Les Demoiselles de Rochefort adaptation du film de Jacques Demy, mise en scène de Gilles Rico, musique de Michel Legrand
Les Demoiselles de Rochefort, adaptation du film de Jacques Demy, mise en scène de Gilles Rico, musique de Michel Legrand
Pourquoi et comment une œuvre devient-elle mythique? Les Parapluies de Cherbourg (1964) est récompensé par la Palme d’or au festival de Cannes, un film chanté entre autres par Catherine Deneuve qui avait été entièrement doublée par Christiane Legrand, la sœur du compositeur.

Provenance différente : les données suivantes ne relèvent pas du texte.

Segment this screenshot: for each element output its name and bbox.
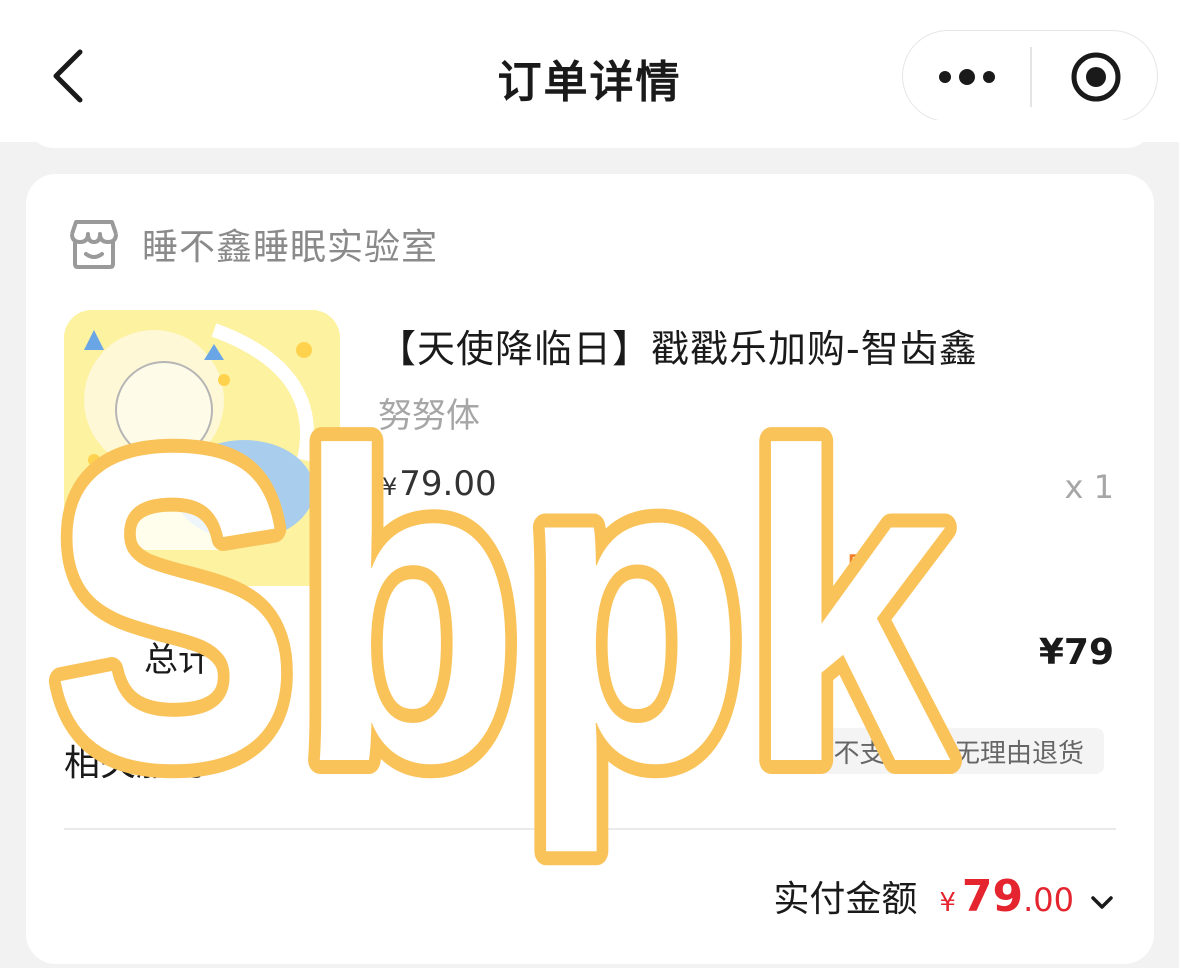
price-value: 79.00: [399, 464, 497, 504]
product-price: ¥79.00: [382, 464, 497, 504]
total-value: ¥79: [1038, 632, 1114, 673]
product-title[interactable]: 【天使降临日】戳戳乐加购-智齿鑫: [378, 318, 978, 373]
store-icon: [70, 220, 118, 269]
shop-name: 睡不鑫睡眠实验室: [142, 227, 439, 268]
order-card: 睡不鑫睡眠实验室 【天使降临日】戳戳乐加购-智齿鑫 努努体 ¥79.00 x 1…: [26, 174, 1154, 964]
shop-header[interactable]: 睡不鑫睡眠实验室: [66, 218, 438, 270]
product-quantity: x 1: [1064, 468, 1114, 506]
product-thumbnail[interactable]: [64, 310, 340, 586]
paid-amount-row[interactable]: 实付金额 ¥ 79 .00: [773, 870, 1114, 922]
paid-label: 实付金额: [773, 879, 918, 920]
product-image: [64, 310, 340, 586]
total-label: 总计: [144, 640, 212, 680]
close-mini-program-button[interactable]: [1032, 31, 1159, 123]
previous-card-edge: [26, 120, 1154, 148]
divider: [64, 828, 1116, 830]
service-label: 相关服务: [64, 743, 209, 784]
more-button[interactable]: [903, 31, 1030, 123]
ship-deadline-text: 59前: [846, 548, 924, 588]
paid-decimal: .00: [1023, 881, 1074, 919]
record-target-icon: [1071, 52, 1120, 102]
product-spec: 努努体: [378, 396, 480, 436]
mini-program-capsule: [902, 30, 1158, 122]
paid-integer: 79: [961, 871, 1024, 922]
chevron-down-icon[interactable]: [1090, 895, 1114, 911]
paid-currency: ¥: [939, 888, 956, 918]
service-tag: 不支持7天无理由退货: [813, 728, 1104, 774]
more-dots-icon: [938, 69, 995, 85]
price-currency: ¥: [382, 473, 398, 501]
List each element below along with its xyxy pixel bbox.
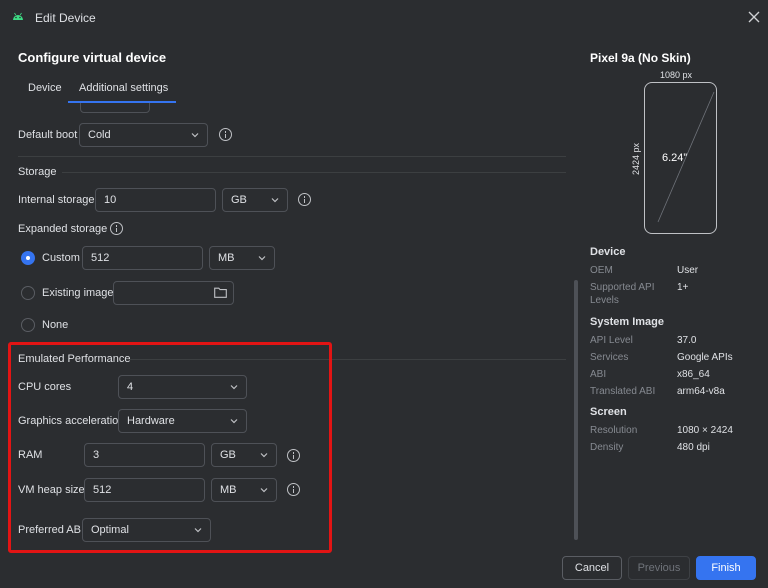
- oem-value: User: [677, 265, 699, 276]
- services-value: Google APIs: [677, 352, 733, 363]
- chevron-down-icon: [271, 198, 279, 203]
- info-icon[interactable]: [219, 128, 232, 141]
- resolution-value: 1080 × 2424: [677, 425, 733, 436]
- tab-device[interactable]: Device: [28, 82, 62, 102]
- none-radio[interactable]: [21, 318, 35, 332]
- existing-image-label: Existing image: [42, 287, 114, 299]
- screen-height-label: 2424 px: [631, 142, 641, 175]
- internal-storage-label: Internal storage: [18, 194, 95, 206]
- screen-size: 6.24”: [662, 152, 688, 164]
- tab-additional-settings[interactable]: Additional settings: [79, 82, 168, 102]
- translated-abi-key: Translated ABI: [590, 386, 656, 397]
- window-title: Edit Device: [35, 11, 96, 25]
- chevron-down-icon: [191, 133, 199, 138]
- custom-storage-unit-select[interactable]: MB: [209, 246, 275, 270]
- divider: [18, 156, 566, 157]
- custom-label: Custom: [42, 252, 80, 264]
- services-key: Services: [590, 352, 629, 363]
- internal-storage-input[interactable]: 10: [95, 188, 216, 212]
- chevron-down-icon: [258, 256, 266, 261]
- density-value: 480 dpi: [677, 442, 710, 453]
- screen-width-label: 1080 px: [660, 70, 693, 80]
- close-icon: [748, 11, 760, 23]
- custom-storage-input[interactable]: 512: [82, 246, 203, 270]
- default-boot-select[interactable]: Cold: [79, 123, 208, 147]
- density-key: Density: [590, 442, 624, 453]
- finish-button[interactable]: Finish: [696, 556, 756, 580]
- api-level-key: API Level: [590, 335, 633, 346]
- screen-title: Screen: [590, 406, 627, 418]
- api-level-value: 37.0: [677, 335, 697, 346]
- supported-api-key: Supported API: [590, 282, 655, 293]
- clipped-row: [0, 103, 575, 115]
- android-icon: [13, 12, 23, 20]
- translated-abi-value: arm64-v8a: [677, 386, 725, 397]
- close-button[interactable]: [745, 8, 763, 26]
- supported-api-value: 1+: [677, 282, 689, 293]
- supported-api-key-line2: Levels: [590, 295, 619, 306]
- default-boot-label: Default boot: [18, 129, 78, 141]
- highlight-box: [8, 342, 332, 553]
- cancel-button[interactable]: Cancel: [562, 556, 622, 580]
- internal-storage-unit: GB: [231, 194, 247, 206]
- resolution-key: Resolution: [590, 425, 638, 436]
- default-boot-value: Cold: [88, 129, 111, 141]
- abi-value: x86_64: [677, 369, 710, 380]
- custom-radio[interactable]: [21, 251, 35, 265]
- existing-image-radio[interactable]: [21, 286, 35, 300]
- folder-icon[interactable]: [214, 287, 227, 298]
- device-info-title: Device: [590, 246, 626, 258]
- previous-button[interactable]: Previous: [628, 556, 690, 580]
- none-label: None: [42, 319, 69, 331]
- storage-section-title: Storage: [18, 166, 57, 178]
- abi-key: ABI: [590, 369, 607, 380]
- internal-storage-unit-select[interactable]: GB: [222, 188, 288, 212]
- info-icon[interactable]: [298, 193, 311, 206]
- expanded-storage-label: Expanded storage: [18, 223, 108, 235]
- oem-key: OEM: [590, 265, 613, 276]
- scrollbar-thumb[interactable]: [574, 280, 578, 540]
- info-icon[interactable]: [110, 222, 123, 235]
- custom-storage-unit: MB: [218, 252, 235, 264]
- divider: [62, 172, 566, 173]
- page-title: Configure virtual device: [18, 50, 167, 65]
- title-bar: Edit Device: [0, 0, 768, 34]
- device-name: Pixel 9a (No Skin): [590, 51, 691, 65]
- system-image-title: System Image: [590, 316, 664, 328]
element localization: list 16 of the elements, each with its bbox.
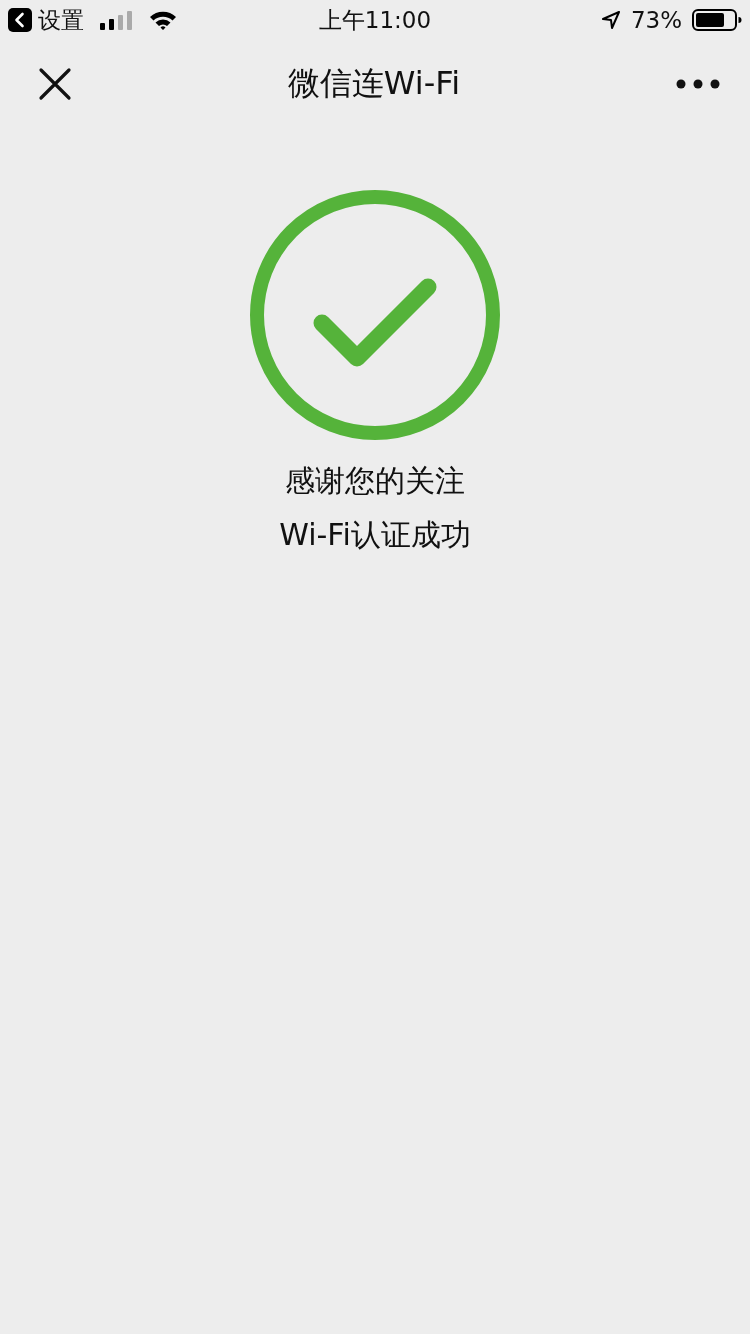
close-button[interactable] xyxy=(38,67,72,101)
result-message: 感谢您的关注 xyxy=(285,462,465,500)
battery-percentage: 73% xyxy=(630,7,682,33)
result-message: Wi-Fi认证成功 xyxy=(279,516,471,554)
close-icon xyxy=(38,67,72,101)
wifi-icon xyxy=(148,9,178,31)
more-button[interactable] xyxy=(676,79,720,89)
success-check-icon xyxy=(250,190,500,440)
status-time: 上午11:00 xyxy=(318,5,432,35)
location-arrow-icon xyxy=(600,10,621,30)
battery-icon xyxy=(692,9,742,31)
back-to-app-button[interactable]: 设置 xyxy=(8,4,84,36)
signal-icon xyxy=(100,10,134,30)
more-icon xyxy=(676,79,720,89)
back-app-label: 设置 xyxy=(38,5,84,35)
page-title: 微信连Wi-Fi xyxy=(287,63,461,104)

Les Demoiselles de Rochefort (1967), une comédie musicale jouée, chantée et dansée, est le cinquième long métrage de Jacques Demy mais aussi sa cinquième collaboration avec Michel Legrand. Et, en 2016, la scène d’ouverture du film La La Land rend hommage à celle des Demoiselles de Rochefort. A sa sortie, les critiques étaient assez élogieux. « Pour parler des Demoiselles de Rochefort, il faudrait recourir au délicieux vocabulaire des confiseurs, écrivait un Jean-Louis Bory enthousiaste dans Le Nouvel Observateur. C’est un film devant lequel on se lèche les doigts. Moi qui suis gourmand comme un vieux matou, je me régale. » Mais d’autres émettaient des réserves… Ainsi, les « sœurs Dorléac» (Catherine Deneuve et Françoise Dorléac) sont juste citées par les critiques du Masque et la Plume qui minimisent leur performance. Ils trouvent aussi que « Gene Kelly est un peu vieux», et que « Michel Piccoli ne danse pas très bien ». Certains pensent même que le film est « trop sucré, trop bien fait »Tous les interprètes sont doublés quand ils chantent, sauf Danielle Darrieux, actrice française célèbre comme Gene Kelly et George Chakiris, grandes vedettes aux Etats-Unis. Le film qui avait été doublé en anglais, devait y faire carrière mais n’eut pas grand succès..
Cette adaptation pour la scène est un véritable défi: ici les artistes doivent chanter, danser , jouer et surtout, le temps d’un soir, essayer de faire oublier les acteurs mythiques du film. Le plateau du Théâtre Lido 2 n’est pas celui du Châtelet… La chorégraphe Joanna Goodwin a du s’adapter à un plateau mobile vertical et à un autre tournant horizontal. Sans doute, un point faible de cette création…
Dans la deuxième partie, il y a une meilleure occupation de l’espace. L’intelligente scénographie de Bruno de Lavenère est fondée sur ce dispositif scénique et des projections d’images qui aident à nous transporter dans les lieux même du film qui avait été entièrement tourné en extérieurs. Les quatorze musiques sont là, avec de belles performances vocales et un orchestre bien dirigé par Patrice Peyriéras, même si, en fonction des distributions, il y a certaines inégalités. Alexis Mabille a créé des costumes années soixante-dix aux couleurs acidulées du film.
Jean-Luc Choplin, président et directeur artistique, ne voulait pas de stars pour cette création mais les auditions ont été efficaces: on sort avec plusieurs airs mythiques dans la tête et la joie demeure devant ces multiples chassés-croisés amoureux. » On peut, dit le metteur en scène Gilles Rico, la faire naître au théâtre sous une autre forme, en utilisant notamment la lumière et une vidéo immersive, tout en accentuant les contrastes entre les scènes. Les forains apportent le soleil et l’insouciance de la jeunesse. Il en sera de même au Théâtre du Lido, ils entraîneront le spectateur dans le monde de la comédie musicale, transmettront à tous les personnages scène après scène, leur joie de vivre qui envahira le plateau. »
Un spectacle à découvrir en cette période morose. «Ou on est adulte, ou on est enfant, disait Michel Legrand. Tout ce qui m’a marqué, est tout ce qui est important pour un enfant et tout ce que j’ai oublié, est tout ce qui n’intéresse pas un enfant. »
Jean Couturier
Théâtre Lido 2, 116 B avenue des Champs-Élysées, Paris ( VIII ème). T. : 01 89 97 09 58.